Degenerated CEPs from DDD patients lost chondrogenesis, acquired osteogenesis, and had higher protein O-GlcNAcylation level compared to normal CEPs from LVF patients. CESC chondrogenic differentiation gradually decreased while osteogenic differentiation gradually increased from low- to high-glucose differentiation medium. Furthermore, Thiamet-G promoted CESC osteogenic differentiation and inhibited chondrogenic differentiation in low-glucose differentiation medium; however, DON acted opposite role in high-glucose differentiation medium. Interestingly, we found that Sox9 and Runx2 were O-GlcNAcylated in differentiated CESCs. Finally, O-GlcNAcylation of Sox9 and Runx2 decreased chondrogenesis and increased osteogenesis in CESCs.

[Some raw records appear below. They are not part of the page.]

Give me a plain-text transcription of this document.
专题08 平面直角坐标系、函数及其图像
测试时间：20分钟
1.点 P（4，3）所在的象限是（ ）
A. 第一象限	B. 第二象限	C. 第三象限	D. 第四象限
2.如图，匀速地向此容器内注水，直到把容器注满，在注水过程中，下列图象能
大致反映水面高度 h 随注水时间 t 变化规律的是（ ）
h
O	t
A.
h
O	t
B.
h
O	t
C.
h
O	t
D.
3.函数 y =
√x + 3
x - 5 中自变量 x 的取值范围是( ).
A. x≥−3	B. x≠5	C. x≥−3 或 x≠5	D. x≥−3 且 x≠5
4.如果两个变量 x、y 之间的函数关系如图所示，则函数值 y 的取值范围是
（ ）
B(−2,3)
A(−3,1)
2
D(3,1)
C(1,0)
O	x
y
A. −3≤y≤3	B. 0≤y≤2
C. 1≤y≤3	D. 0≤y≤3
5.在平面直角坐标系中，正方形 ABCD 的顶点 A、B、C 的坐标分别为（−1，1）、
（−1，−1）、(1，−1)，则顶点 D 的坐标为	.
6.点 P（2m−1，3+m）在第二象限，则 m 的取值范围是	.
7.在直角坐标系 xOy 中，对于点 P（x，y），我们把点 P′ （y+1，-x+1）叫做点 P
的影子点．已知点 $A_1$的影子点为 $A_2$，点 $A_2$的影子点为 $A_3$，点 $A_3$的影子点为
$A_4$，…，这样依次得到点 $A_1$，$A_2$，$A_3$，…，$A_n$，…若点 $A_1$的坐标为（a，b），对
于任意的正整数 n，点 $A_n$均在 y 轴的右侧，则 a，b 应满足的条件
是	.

Our findings demonstrate the effect of glucose concentration on regulating the chondrogenic and osteogenic differentiation potential of CESCs and provide insight into the mechanism of how glucose concentration regulates Sox9 and Runx2 O-GlcNAcylation to affect the differentiation of CESCs, which may represent a target for CEP degeneration therapy.
退行性椎间盘疾病(DDD)是腰痛的主要原因。软骨终板(CEP)的生理低糖微环境在 DDD 中被破坏。葡萄糖通过己糖胺生物合成途径(HBP)影响蛋白质的 O-GlcNAc 化,这是干细胞命运的关键。噻唑烷-G 是一种 O-GlcNAcase 的抑制剂,可积累 O-GlcNAc 化蛋白,而 6-二氮-5-氧-L-正亮氨酸(DON)则抑制 HBP。DDD 的机制尚不完全清楚,但包括 CEP 退化和钙化。我们旨在确定葡萄糖在 DDD 中 CEP 钙化中的分子机制。

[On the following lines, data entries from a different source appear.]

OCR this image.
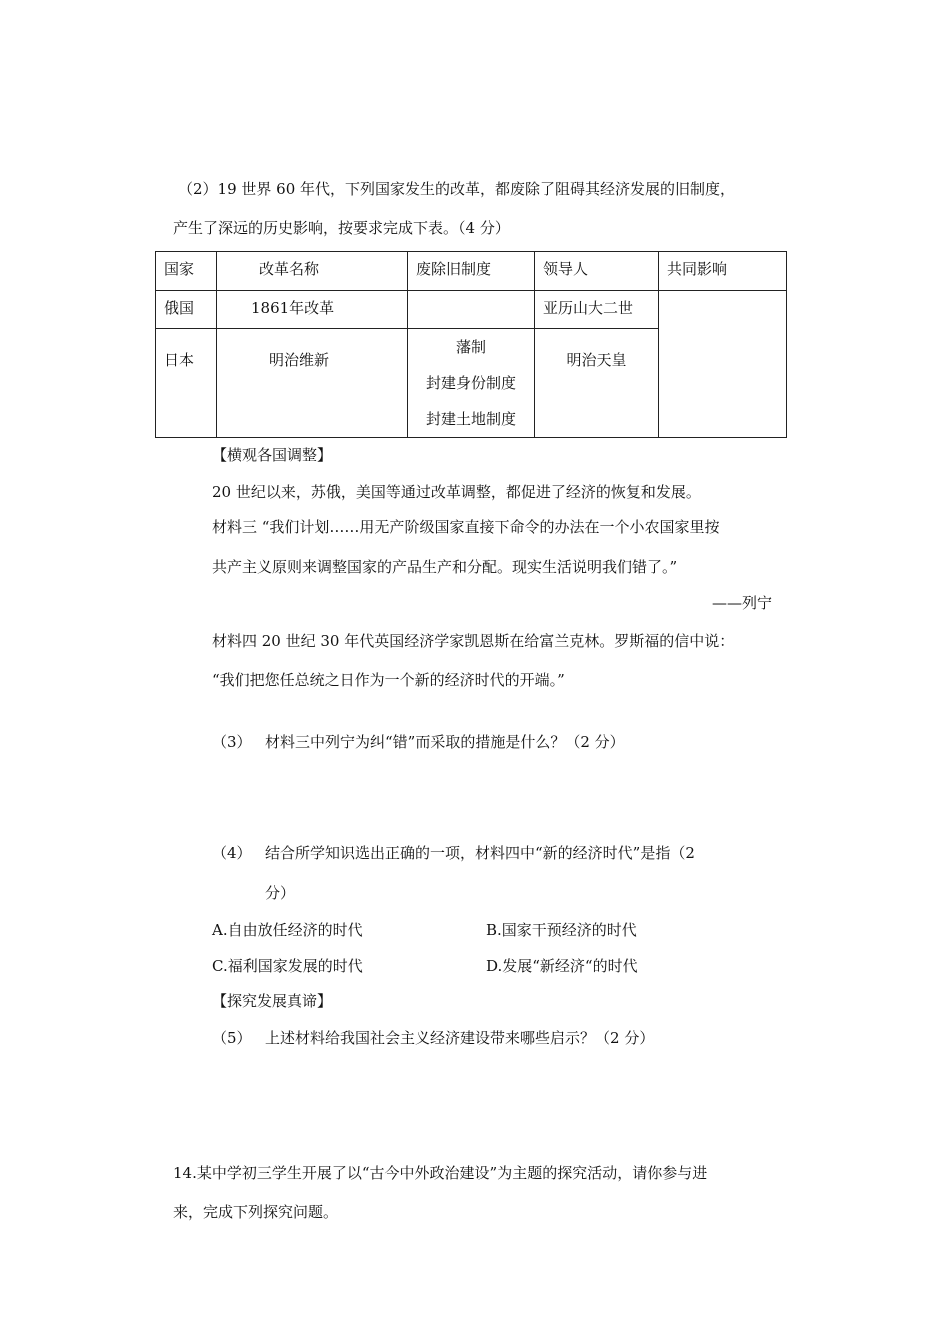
（2）19 世界 60 年代，下列国家发生的改革，都废除了阻碍其经济发展的旧制度，
产生了深远的历史影响，按要求完成下表。（4 分）
国家	改革名称	废除旧制度	领导人	共同影响

俄国	1861年改革		亚历山大二世	

日本	明治维新	藩制
封建身份制度
封建土地制度	明治天皇	
【横观各国调整】
20 世纪以来，苏俄，美国等通过改革调整，都促进了经济的恢复和发展。
材料三 “我们计划……用无产阶级国家直接下命令的办法在一个小农国家里按
共产主义原则来调整国家的产品生产和分配。现实生活说明我们错了。”
——列宁
材料四 20 世纪 30 年代英国经济学家凯恩斯在给富兰克林。罗斯福的信中说：
“我们把您任总统之日作为一个新的经济时代的开端。”
（3） 材料三中列宁为纠“错”而采取的措施是什么？（2 分）
（4） 结合所学知识选出正确的一项，材料四中“新的经济时代”是指（2
分）
A.自由放任经济的时代	B.国家干预经济的时代
C.福利国家发展的时代	D.发展“新经济“的时代
【探究发展真谛】
（5） 上述材料给我国社会主义经济建设带来哪些启示？（2 分）
14.某中学初三学生开展了以“古今中外政治建设”为主题的探究活动，请你参与进
来，完成下列探究问题。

我们评估了来自患者的正常和退化的 CEP 组织,并通过 Western blot 和免疫组织化学染色确定 CEP 的软骨生成和成骨作用。用低、正常和高葡萄糖培养基诱导 CEP 干细胞(CESC)21 天,并通过 Q-PCR、Western blot 和免疫组织化学染色测量软骨生成和成骨分化。用低葡萄糖和高葡萄糖培养基诱导 CESC 21 天,并用噻唑烷-G 或 DON 处理,通过 Q-PCR、Western blot 和免疫组织化学染色测量软骨生成和成骨分化。通过免疫荧光测量 Sox9 和 Runx2 的 O-GlcNAc 化。通过 Q-PCR 和 Western blot 确定 O-GlcNAc 化对 Sox9 和 Runx2 下游基因的影响。
与来自 LVF 患者的正常 CEP 相比,来自 DDD 患者的退化 CEP 失去了软骨生成能力,获得了成骨能力,并且具有更高的蛋白质 O-GlcNAc 化水平。CESC 的软骨生成分化逐渐降低,而成骨分化逐渐从低葡萄糖分化培养基增加到高葡萄糖分化培养基。此外,噻唑烷-G 促进 CESC 在低葡萄糖分化培养基中的成骨分化并抑制软骨生成分化;然而,DON 在高葡萄糖分化培养基中起相反的作用。有趣的是,我们发现分化的 CESC 中 Sox9 和 Runx2 被 O-GlcNAc 化。最后,CESC 中的 Sox9 和 Runx2 的 O-GlcNAc 化减少了软骨生成并增加了成骨。
我们的研究结果表明葡萄糖浓度对调节 CESC 的软骨生成和成骨分化潜力的影响,并深入了解葡萄糖浓度如何调节 Sox9 和 Runx2 的 O-GlcNAc 化以影响 CESC 的分化,这可能代表 CEP 退化治疗的一个靶点。